A common obfuscation technique that is found in viruses, henceforth used generically to mean malicious programs, is that they obfuscate call instructions [31]. For instance, the call addr instruction may be replaced by two push instructions and a ret instruction, the firstpush pushing the address of instruction after the ret instruction, the secondpush pushing the address addr. The code may be further obfuscated by spreading the three instructions and by further splitting each instruction into multiple instructions.

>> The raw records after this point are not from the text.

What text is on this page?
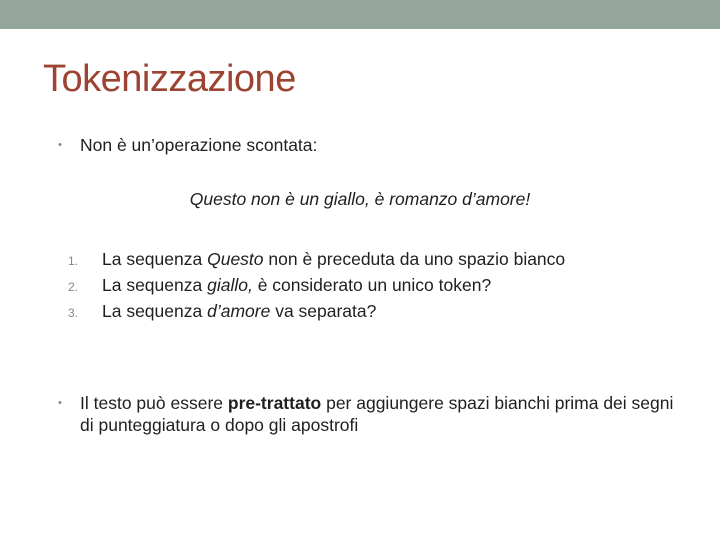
Tokenizzazione
• Non è un’operazione scontata:
Questo non è un giallo, è romanzo d’amore!
1. La sequenza Questo non è preceduta da uno spazio bianco
2. La sequenza giallo, è considerato un unico token?
3. La sequenza d’amore va separata?
• Il testo può essere pre-trattato per aggiungere spazi bianchi prima dei segni di punteggiatura o dopo gli apostrofi
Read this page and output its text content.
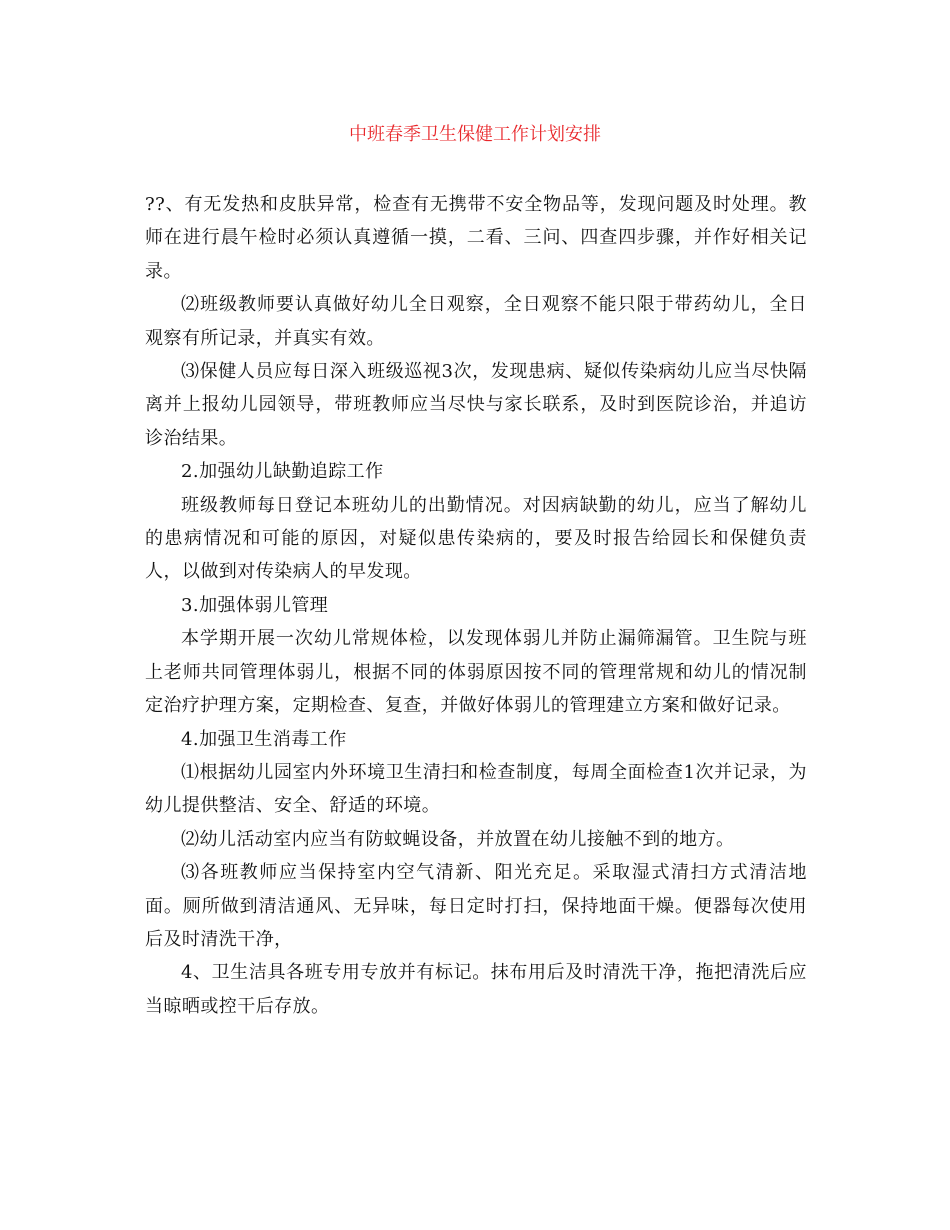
中班春季卫生保健工作计划安排

??、有无发热和皮肤异常，检查有无携带不安全物品等，发现问题及时处理。教师在进行晨午检时必须认真遵循一摸，二看、三问、四查四步骤，并作好相关记录。

⑵班级教师要认真做好幼儿全日观察，全日观察不能只限于带药幼儿，全日观察有所记录，并真实有效。

⑶保健人员应每日深入班级巡视3次，发现患病、疑似传染病幼儿应当尽快隔离并上报幼儿园领导，带班教师应当尽快与家长联系，及时到医院诊治，并追访诊治结果。

2.加强幼儿缺勤追踪工作

班级教师每日登记本班幼儿的出勤情况。对因病缺勤的幼儿，应当了解幼儿的患病情况和可能的原因，对疑似患传染病的，要及时报告给园长和保健负责人，以做到对传染病人的早发现。

3.加强体弱儿管理

本学期开展一次幼儿常规体检，以发现体弱儿并防止漏筛漏管。卫生院与班上老师共同管理体弱儿，根据不同的体弱原因按不同的管理常规和幼儿的情况制定治疗护理方案，定期检查、复查，并做好体弱儿的管理建立方案和做好记录。

4.加强卫生消毒工作

⑴根据幼儿园室内外环境卫生清扫和检查制度，每周全面检查1次并记录，为幼儿提供整洁、安全、舒适的环境。

⑵幼儿活动室内应当有防蚊蝇设备，并放置在幼儿接触不到的地方。

⑶各班教师应当保持室内空气清新、阳光充足。采取湿式清扫方式清洁地面。厕所做到清洁通风、无异味，每日定时打扫，保持地面干燥。便器每次使用后及时清洗干净，

4、卫生洁具各班专用专放并有标记。抹布用后及时清洗干净，拖把清洗后应当晾晒或控干后存放。
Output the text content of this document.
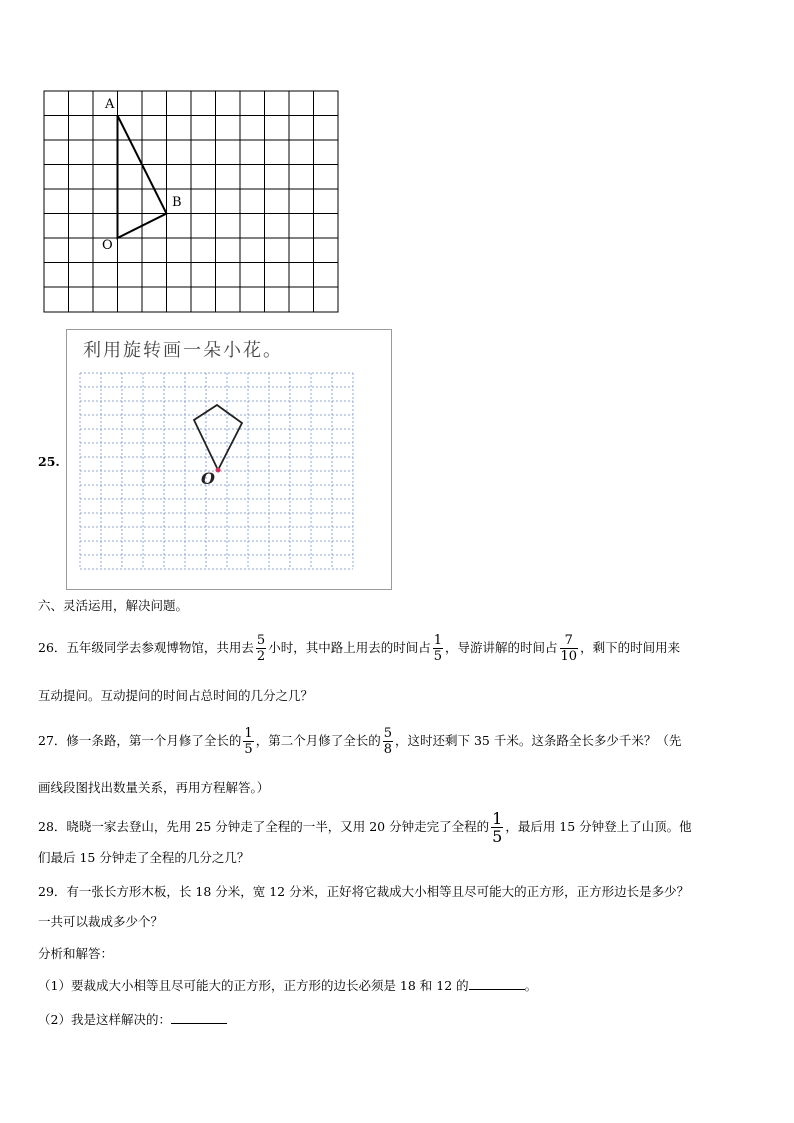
A
B
O
25.
利用旋转画一朵小花。
O
六、灵活运用，解决问题。
26．五年级同学去参观博物馆，共用去 $\frac{5}{2}$ 小时，其中路上用去的时间占 $\frac{1}{5}$ ，导游讲解的时间占 $\frac{7}{10}$ ，剩下的时间用来
互动提问。互动提问的时间占总时间的几分之几？
27．修一条路，第一个月修了全长的 $\frac{1}{5}$ ，第二个月修了全长的 $\frac{5}{8}$ ，这时还剩下 35 千米。这条路全长多少千米？（先
画线段图找出数量关系，再用方程解答。）
28．晓晓一家去登山，先用 25 分钟走了全程的一半，又用 20 分钟走完了全程的 $\frac{1}{5}$ ，最后用 15 分钟登上了山顶。他
们最后 15 分钟走了全程的几分之几？
29．有一张长方形木板，长 18 分米，宽 12 分米，正好将它裁成大小相等且尽可能大的正方形，正方形边长是多少？
一共可以裁成多少个？
分析和解答：
（1）要裁成大小相等且尽可能大的正方形，正方形的边长必须是 18 和 12 的	。
（2）我是这样解决的：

Obfuscation of call instructions breaks most static analysis based methods for detecting a virus since these methods depend on recognizing call instructions to (a) identify the kernel functions used by the program and (b) to identify procedures in the code. The obfuscation also takes away important cues that are used during manual analysis. We are then left only with dynamic analysis, i.e., running a suspect program in an emulator and observing the kernel calls it makes. Such analysis can easily be thwarted by what is termed as "picky virus” one that does not always execute its malicious payload. In addition dynamic analyzers must use some heuristic to determine when to stop analyzing a program, for it may not terminate without user input. Virus writers can bypass stopping heuristics by introducing a delay loop that simply wastes cycles. It is therefore important to detect obfuscated calls both for static and dynamic analysis of viruses.